Research and development expenses were $19.5 million and $58.5 million for the three and nine months ended September 30, 2020, compared to $29.9 million and $77.9 million for the three and nine months ended September 30, 2019. The decrease was due primarily to reduced outside services for manufacturing and clinical expenses based on the timing of projects.

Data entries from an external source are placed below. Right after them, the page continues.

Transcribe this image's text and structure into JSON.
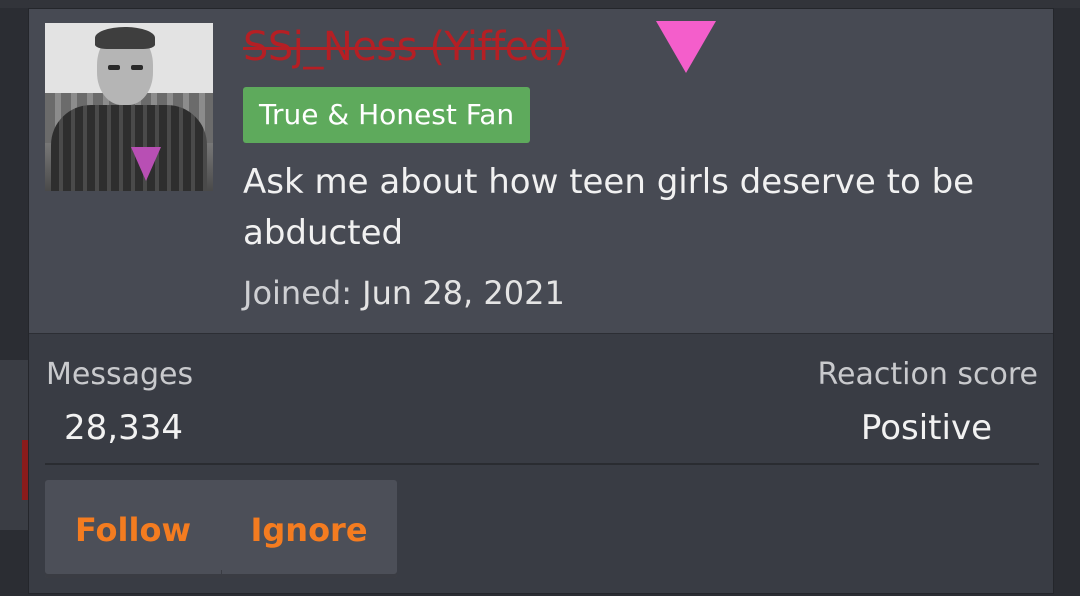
{
  "profile": {
    "username": "SSj_Ness (Yiffed)",
    "username_color": "#b51f24",
    "marker_icon": "pink-triangle-icon",
    "marker_color": "#f45ecb",
    "badge": "True & Honest Fan",
    "badge_color": "#5eaa5c",
    "status": "Ask me about how teen girls deserve to be abducted",
    "joined_label": "Joined:",
    "joined_date": "Jun 28, 2021"
  },
  "stats": {
    "messages_label": "Messages",
    "messages_value": "28,334",
    "reaction_label": "Reaction score",
    "reaction_value": "Positive"
  },
  "actions": {
    "follow": "Follow",
    "ignore": "Ignore",
    "accent_color": "#f47c20"
  }
}
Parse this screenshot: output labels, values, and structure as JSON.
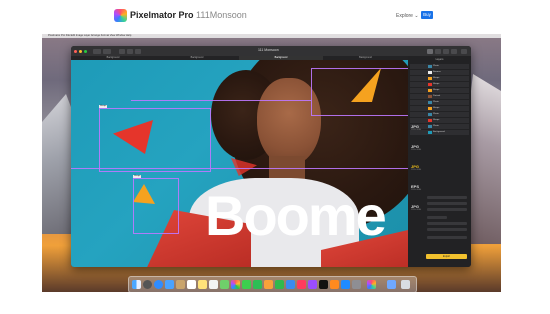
{
  "header": {
    "brand_bold": "Pixelmator Pro",
    "brand_light": "111Monsoon",
    "explore_label": "Explore ⌄",
    "buy_label": "Buy"
  },
  "mac": {
    "menu_items": "Pixelmator Pro   File   Edit   Image   Layer   Arrange   Format   View   Window   Help"
  },
  "app": {
    "document_title": "111 Monsoon",
    "tabs": [
      "Background",
      "Background",
      "Background",
      "Background"
    ],
    "canvas_text": "Boome",
    "layers_title": "Layers",
    "layers": [
      {
        "name": "Photo"
      },
      {
        "name": "Boomer"
      },
      {
        "name": "Shape"
      },
      {
        "name": "Shape"
      },
      {
        "name": "Shape"
      },
      {
        "name": "Portrait"
      },
      {
        "name": "Photo"
      },
      {
        "name": "Shape"
      },
      {
        "name": "Photo"
      },
      {
        "name": "Shape"
      },
      {
        "name": "Photo"
      },
      {
        "name": "Background"
      }
    ],
    "formats": [
      {
        "name": "JPG",
        "sub": "1920×1080",
        "highlight": false
      },
      {
        "name": "JPG",
        "sub": "1920×1080",
        "highlight": false
      },
      {
        "name": "JPG",
        "sub": "1920×1080",
        "highlight": true
      },
      {
        "name": "EPS",
        "sub": "1920×1080",
        "highlight": false
      },
      {
        "name": "JPG",
        "sub": "1920×1080",
        "highlight": false
      }
    ],
    "export_button": "Export"
  },
  "colors": {
    "canvas_bg": "#1e9bb8",
    "accent_orange": "#f5a21f",
    "accent_red": "#e5352b",
    "export_yellow": "#f2c12e",
    "buy_blue": "#1a73e8"
  },
  "dock_icons": [
    "finder-icon",
    "launchpad-icon",
    "safari-icon",
    "mail-icon",
    "contacts-icon",
    "calendar-icon",
    "notes-icon",
    "reminders-icon",
    "maps-icon",
    "photos-icon",
    "messages-icon",
    "facetime-icon",
    "pages-icon",
    "numbers-icon",
    "keynote-icon",
    "music-icon",
    "podcasts-icon",
    "tv-icon",
    "books-icon",
    "appstore-icon",
    "settings-icon",
    "pixelmator-icon",
    "downloads-icon",
    "trash-icon"
  ]
}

General and administrative expenses were $4.8 million and $13.8 million for the three and nine months ended September 30, 2020, compared to $3.8 million and $12.3 million for the three and nine months ended September 30, 2019. The increase was due primarily to increased legal and insurance expenses.

Net loss was $23.8 million and $53.6 million for the three and nine months ended September 30, 2020, or a net loss per share of $0.87 and $1.96, compared to a net loss of $31.0 million and $77.1 million for the three and nine months ended September 30, 2019, or a net loss per share of $1.15 and $2.85.

Financial Guidance
AnaptysBio expects its net cash burn in 2020 will be close to breakeven assuming the $20 million milestone payment upon first FDA approval of dostarlimab is received by year-end. We anticipate that our cash, cash equivalents and anticipated revenues will fund our current operating plan at least into 2023.